I know that there are lots of things to worry about out there in the world. Climate change…economic anxiety…if Baldur’s Gate 3 will ever actually come out…tons of things to keep you up at night.
With the arrival of Bloodroots, however, you can put one thing to rest, the nagging what-if that formed in the back of your mind all those years ago:
What if Samurai Jack and Kill Bill had a video game baby?
You’re relieved, I’m sure.
Bloodroots tells the story of Mr. Wolf – a grizzled killer with some serious anger issues. Best as you can tell, he belongs to an animal-themed mafia group and is forcefully ousted (AKA murdered) as the game begins.
Due to what can be best described as “supernatural stubbornness”, Mr.

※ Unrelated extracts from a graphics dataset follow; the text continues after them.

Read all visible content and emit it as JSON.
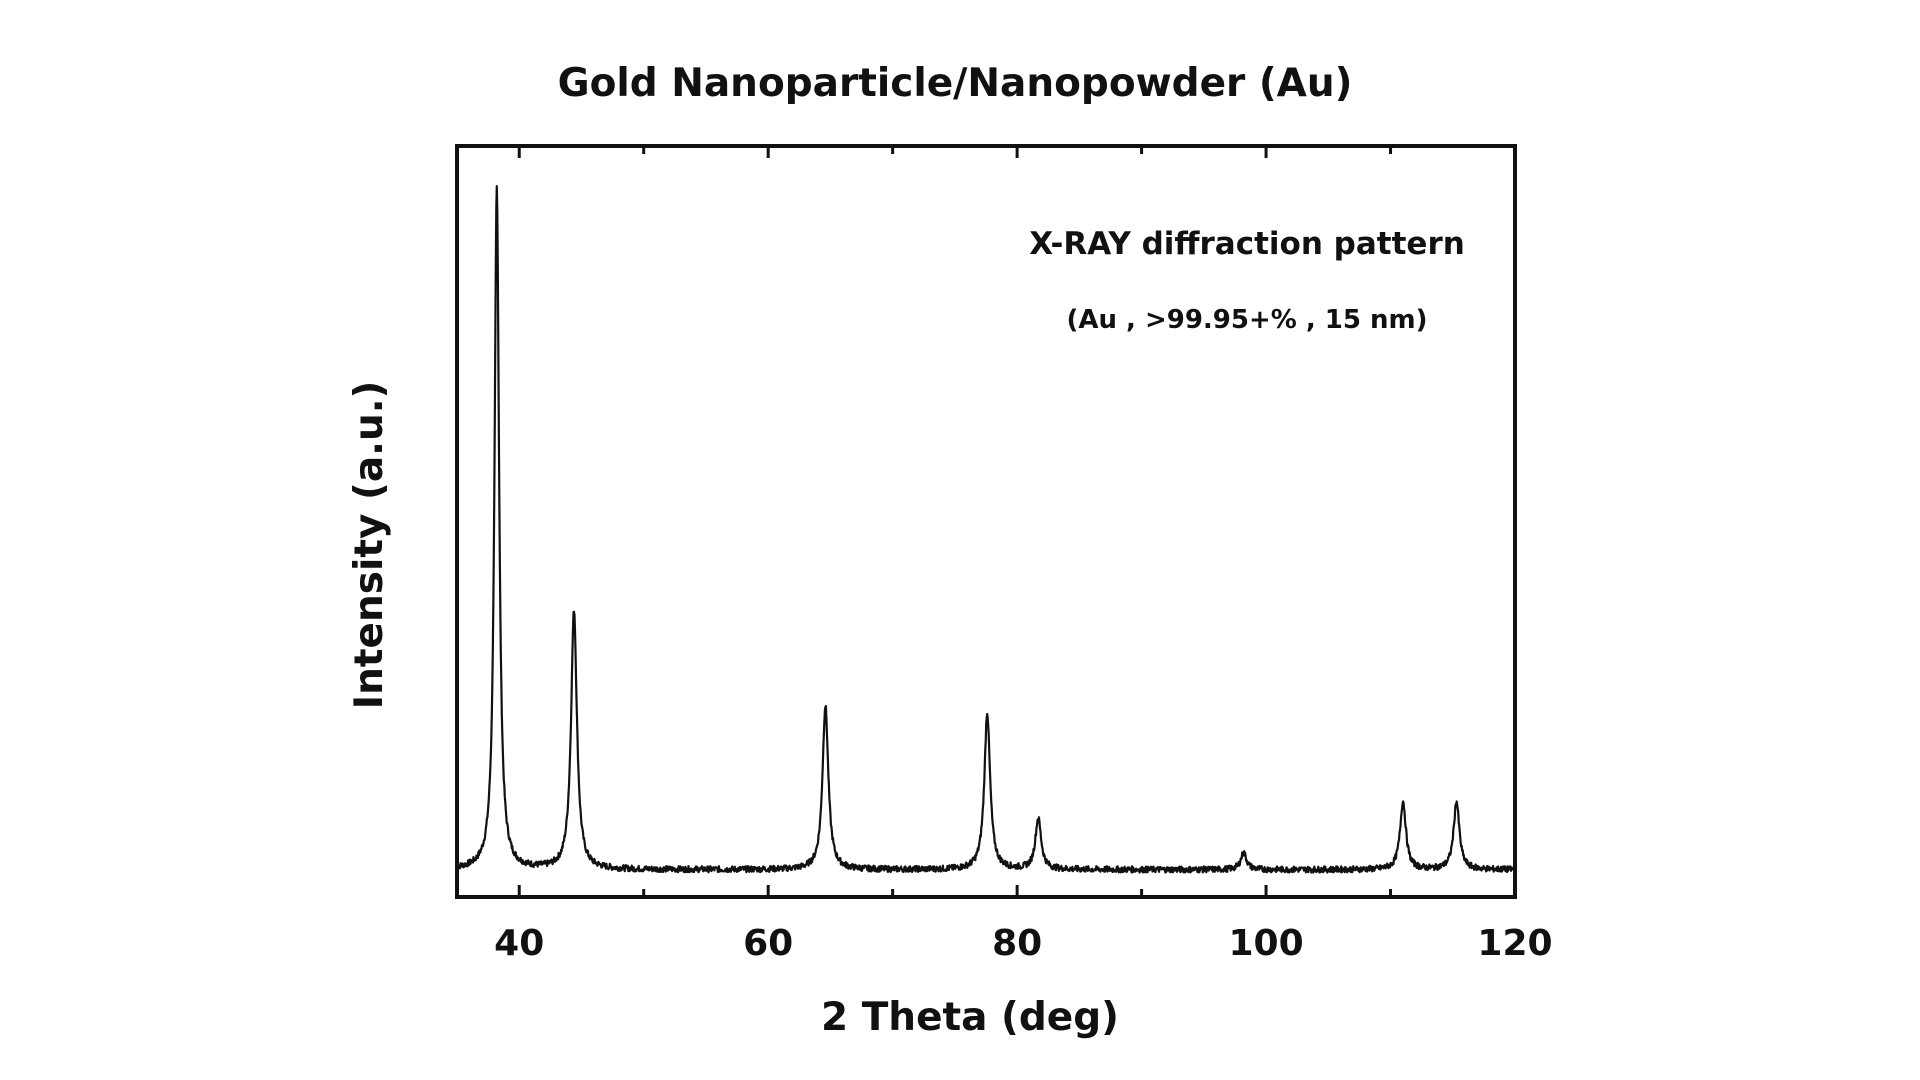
{
  "chart_data": {
    "type": "line",
    "title": "Gold Nanoparticle/Nanopowder (Au)",
    "xlabel": "2 Theta (deg)",
    "ylabel": "Intensity (a.u.)",
    "xlim": [
      35,
      120
    ],
    "ylim": [
      0,
      110
    ],
    "x_ticks": [
      40,
      60,
      80,
      100,
      120
    ],
    "x_minor_ticks": [
      50,
      70,
      90,
      110
    ],
    "y_ticks_shown": false,
    "grid": false,
    "annotations": [
      "X-RAY diffraction pattern",
      "(Au , >99.95+% , 15 nm)"
    ],
    "line_color": "#111111",
    "baseline": 4,
    "peaks": [
      {
        "x": 38.2,
        "height": 100
      },
      {
        "x": 44.4,
        "height": 38
      },
      {
        "x": 64.6,
        "height": 24
      },
      {
        "x": 77.6,
        "height": 23
      },
      {
        "x": 81.7,
        "height": 7.5
      },
      {
        "x": 98.2,
        "height": 2.5
      },
      {
        "x": 111.0,
        "height": 10
      },
      {
        "x": 115.3,
        "height": 10
      }
    ]
  }
}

Wolf returns to the world of the living, rightly pissed off, and decides to wage a war of vengeance.
In Bloodroots, you are working through, stage by stage, in classic Conan The Barbarian format: slaughtering your enemies, seeing them driven before you, and hearing the lamentations of their women.
Also, very similar to Conan, you dispatch them in a greatly varied number of ways! Sure, you could kill them with a blade or an axe, but what about impaling them with a carrot? Or chucking a massive wagon wheel at their heads?
This is at the heart of Bloodroots fast-paced and furious gameplay – weapons that affect the way that you move, and kill your enemies in delightfully different ways. Oh, and to be clear – it’s one shot, one kill. For (most of) your enemies, and yourself too. Don’t blink!
Each stage is like a macabre puzzle, littered with potential tools to work through the level more efficiently in order to lower your time and achieve a better score. There may be a rapier at your disposal, as well as a heavy chain. The rapier performs a dash-attack that allows you to cover great distance quickly, while you can spin the heavy chain into a tornado of pain and destruction and take out enemies in your wake.
Some items, like the rapier, are actually essential for platforming elements in Bloodroots. There may be large gaps to cross, which you can conquer using a particularly long pole (these can be found throughout levels as well) and doing a pole-vault like move, or dashing across chasms with the rapier or kabob-skewer.
The combination of using weapons to traverse platforming challenges, as well as the emphasis on speed and cold-blooded efficiency, turns Bloodroots into a delightfully violent dance. Much like a dedicated performer, the slightest stumble may have you restarting the level to experience true beauty. There are no lives to account for – the only penalty you’ll face is the score and rank at the end of the level. Still, I haven’t experienced such an intoxicating addiction to pursuing perfection since Way of the Passive Fist. It’s wonderful.
If you played Katana Zero last year, you’ll probably get a similar vibe to the fast-paced combat, though the restart times aren’t nearly as fast (some loading is required). The one thing that puts a damper on this non-stop pain-train are some of the platforming elements.
As I mentioned, there are numerous weapons you can use to help overcome gaps and chasms, but there are also points in the game where you’re moving quickly down a narrow strip of land with cliff-edges to either side.
You can fall off the cliff.
You will die instantly.
Don’t worry, I tested this thoroughly for all of you.
While it does add another layer to the “git gud” formula, it was probably the main thing that detracted from an otherwise exhilarating pace. That’s it. That’s my main gripe.
Adding to the charm of Bloodroots is the aesthetic – a visual style that is very much reminiscent of Samurai Jack, or another innovative cartoon of that school. Ladders and poles twirl around with great drama, blades glean the sun from their polished edges, and our protagonist gets a number of dramatic “FINISH HIM” animations, depending on the weapon used to deal the killing blow on the final enemy in the stage.
A minor aesthetic note – as the game goes on you can unlock various hats for your grumpy, vengeance seeking maniac. I appreciated this, probably more than I should have.
Bloodroots is good. Real good. We’ve been itching to get our hands on it since spotting it on the PAX scene years ago, and now that it’s finally here, we’re so glad that it shaped up to be this whirling dervish of pain and adrenaline.